Thanks for that plumber bill. I could see this being difficult to use with pants on and trying to get over and pop a squat. Pretty sure that we won't ever see a wall of these working out to well, being they would never be used. Unlike the dudes who are inches away pissing. Ladies will never go for that. Speaking of squatting I have a question. I guess I should start a new post about it.


----------



## Plumberman (Jul 7, 2008)

master plumbma said:


> Unlike the dudes who are inches away pissing. Ladies will never go for that. Speaking of squatting I have a question. I guess I should start a new post about it.


Speak for yourself..

I measure in feet son! 

Lol


----------



## master plumbma (Feb 4, 2012)

Good one!

Me too, is that a challenge? 

"I see your schwartz is as big as mine"

That was for laughs 

I meant inches away from each other standing at the pisser. Ladies would never pop a squat like that especially in an open restroom setting.


----------



## Plumberman (Jul 7, 2008)

That's true

I've met a couple of "lot lizards" back in my wild days that wouldn't have a problem with it.. But you said ladies

Lol

Come to think about I had to escort a drunk chick out of a local bar I use to bounce at for using the urinal in the men's restroom.

Keep it classy girl!


----------



## suzie (Sep 1, 2010)

I remember in apprentice school the instructors mentioning women's urinals. And I asked what the heck was is and why would women ever need such a thing. They couldn't answer,but did say that's why you don't see them anymore.

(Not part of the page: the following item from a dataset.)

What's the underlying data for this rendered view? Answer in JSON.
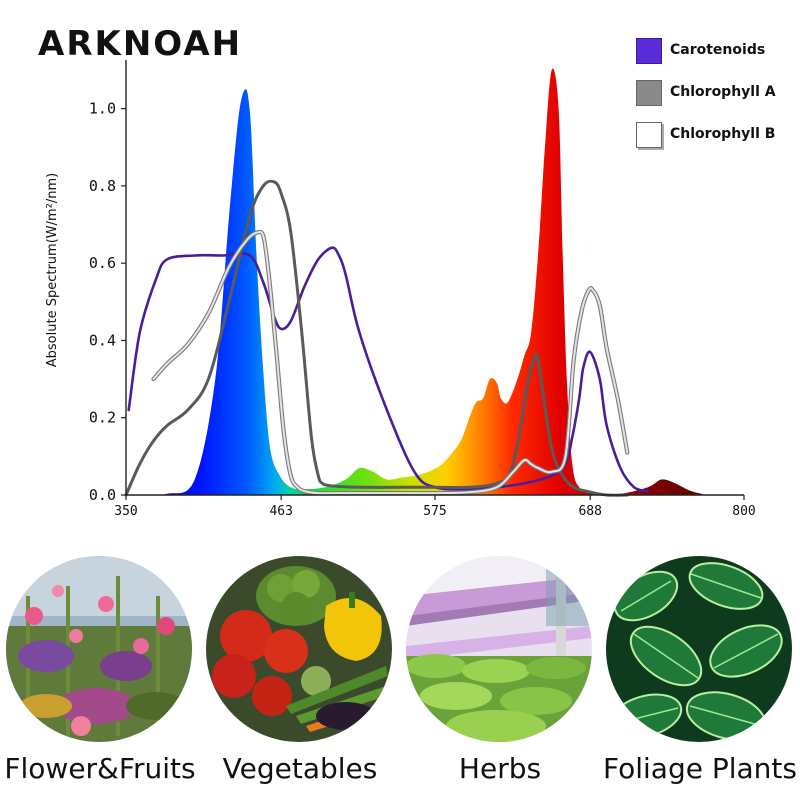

How uncomfortable, I would rather squat in a field of poison ivy then use that dumb fixture. And believe me you have I used unknowingly a field of poison ivy to relive myself years ago, bad, bad decision! of course alcohol was involved in the decision process.


----------



## MTDUNN (Oct 9, 2011)

If I was poison ivy and some drunk woman pissed on me, I wouldn't be too happy. But then in my younger wild days.......


----------



## PathMaker (May 10, 2013)

PLUMBER_BILL said:


> master plumbma said:
> 
> 
> > Found this in an oil lube shop's bathroom. I've seen pictures of them but never installed and not with a tank. I guess it goes to show my age but it might bring back some memories for the old timers.
> ...


----------



## ToUtahNow (Jul 19, 2008)

I worked on an old building that was built as a bordello in the 60s but has remained empty and in it's original state. It had two flush valve type women's urinals in an upstairs bathroom. A few years back it was burned to the ground in a wildfire.

Mark


----------